Cúpula sobre planejamento familiar defende direitos das mulheres

Cúpula sobre planejamento familiar defende direitos das mulheres

 

A cúpula sobre planejamento familiar, promovida pelas Nações Unidas, que aconteceu nesta quarta-feira (11), Dia Mundial da População, fez um apelo a todos os países: de investir mais recursos governamentais para salvaguardar os direitos reprodutivos das mulheres e, assim, dar a mais de 120 milhões de mulheres o acesso ao planejamento familiar até 2020. A cúpula chamou a atenção para o fato de que a taxa de crescimento populacional não é inevitável.

 

 

“Creio que o impulso mundial que criará será bom para que mulheres e adolescentes possam exercer seu direito de planejar suas vidas”, declarou o diretor executivo do Fundo das Nações Unidas para a População (UNFPA), o nigeriano Babatunde Osotimehin.

 

Na Conferência das Nações Unidas sobre Desenvolvimento Sustentável (Rio+20) o grupo de mulheres expressou sua desilusão com o documento final. “Estamos indignados pelo fato de os governos não terem reconhecido os direitos reprodutivos como um aspecto central da igualdade de gênero e do desenvolvimento sustentável no documento final”, diz um comunicado do grupo que reuniu cerca de 200 organizações de mulheres da sociedade civil.

 

Segundo a Organização das Nações Unidas (ONU), aproximadamente 222 milhões de mulheres no Sul em desenvolvimento desejariam contar com métodos de planejamento familiar, mas não podem ter acesso a eles por várias razões, entre as quais questões culturais e falta de recursos humanos e econômicos.

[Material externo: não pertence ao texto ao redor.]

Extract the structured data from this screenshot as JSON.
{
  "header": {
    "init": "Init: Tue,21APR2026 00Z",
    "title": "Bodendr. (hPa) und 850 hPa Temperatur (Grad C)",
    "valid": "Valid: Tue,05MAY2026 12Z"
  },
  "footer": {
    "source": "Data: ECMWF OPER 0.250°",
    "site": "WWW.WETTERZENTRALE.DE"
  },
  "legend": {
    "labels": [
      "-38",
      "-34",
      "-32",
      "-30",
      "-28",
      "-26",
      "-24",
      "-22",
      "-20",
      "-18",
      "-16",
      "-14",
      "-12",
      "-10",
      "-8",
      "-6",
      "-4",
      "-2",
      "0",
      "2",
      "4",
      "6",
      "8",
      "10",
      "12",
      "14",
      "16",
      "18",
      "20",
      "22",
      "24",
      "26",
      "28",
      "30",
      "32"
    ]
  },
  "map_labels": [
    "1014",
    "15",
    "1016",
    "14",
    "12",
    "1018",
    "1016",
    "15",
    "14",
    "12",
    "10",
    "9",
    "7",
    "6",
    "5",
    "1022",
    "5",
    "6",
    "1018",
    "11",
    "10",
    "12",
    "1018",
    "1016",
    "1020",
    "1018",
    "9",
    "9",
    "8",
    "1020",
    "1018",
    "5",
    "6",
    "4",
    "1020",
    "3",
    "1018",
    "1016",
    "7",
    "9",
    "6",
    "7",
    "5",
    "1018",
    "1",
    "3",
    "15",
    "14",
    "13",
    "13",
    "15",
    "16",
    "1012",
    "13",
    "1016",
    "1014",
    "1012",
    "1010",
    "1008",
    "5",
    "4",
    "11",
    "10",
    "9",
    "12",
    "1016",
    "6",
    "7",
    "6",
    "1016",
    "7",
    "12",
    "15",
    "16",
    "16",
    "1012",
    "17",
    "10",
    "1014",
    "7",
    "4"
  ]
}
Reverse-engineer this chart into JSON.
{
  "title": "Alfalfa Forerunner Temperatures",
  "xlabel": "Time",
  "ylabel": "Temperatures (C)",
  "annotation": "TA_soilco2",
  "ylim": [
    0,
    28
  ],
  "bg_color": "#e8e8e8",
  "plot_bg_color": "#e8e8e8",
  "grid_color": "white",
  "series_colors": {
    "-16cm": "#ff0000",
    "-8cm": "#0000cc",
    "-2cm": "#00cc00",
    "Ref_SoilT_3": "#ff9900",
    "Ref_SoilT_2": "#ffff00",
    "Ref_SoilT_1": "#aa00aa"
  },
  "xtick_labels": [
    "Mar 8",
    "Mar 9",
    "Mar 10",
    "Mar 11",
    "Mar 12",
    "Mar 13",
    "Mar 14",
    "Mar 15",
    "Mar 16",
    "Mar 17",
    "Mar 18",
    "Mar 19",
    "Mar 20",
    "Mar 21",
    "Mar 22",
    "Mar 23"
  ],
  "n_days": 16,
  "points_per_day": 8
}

O UNFPA estima que ainda são necessários US$ 4,1 bilhões por ano para cobrir as necessidades de métodos anticoncepcionais modernos nos países em desenvolvimento.

 

Osotimehin disse que a organização pede urgência aos doadores e aos países-membros da ONU para contribuírem no sentido de se alcançar essa quantia. “Identificamos 69 países com as maiores necessidades, e esperamos que a cúpula possa arrecadar os fundos necessários para eles”, destacou. O UNFPA disse que gasta 25% de seus fundos com programas destinados a “ajudar os governos a comprar métodos de planejamento familiar e melhorar seus serviços reordenando suas prioridades”. A agência prevê aumentar este gasto para 40%.

 

Para concentrar maior atenção, a reunião de Londres coincidiu com o Dia Mundial da População, destinado a conscientizar sobre como administrar um mundo com sete bilhões de pessoas, uma cifra que, se for mantida a tendência atual, se prevê que aumentará pra nove bilhões em 2050.

 

Para promover políticas de planejamento familiar, é preciso mobilizar comunidades, reformas na legislação e incentivos econômicos.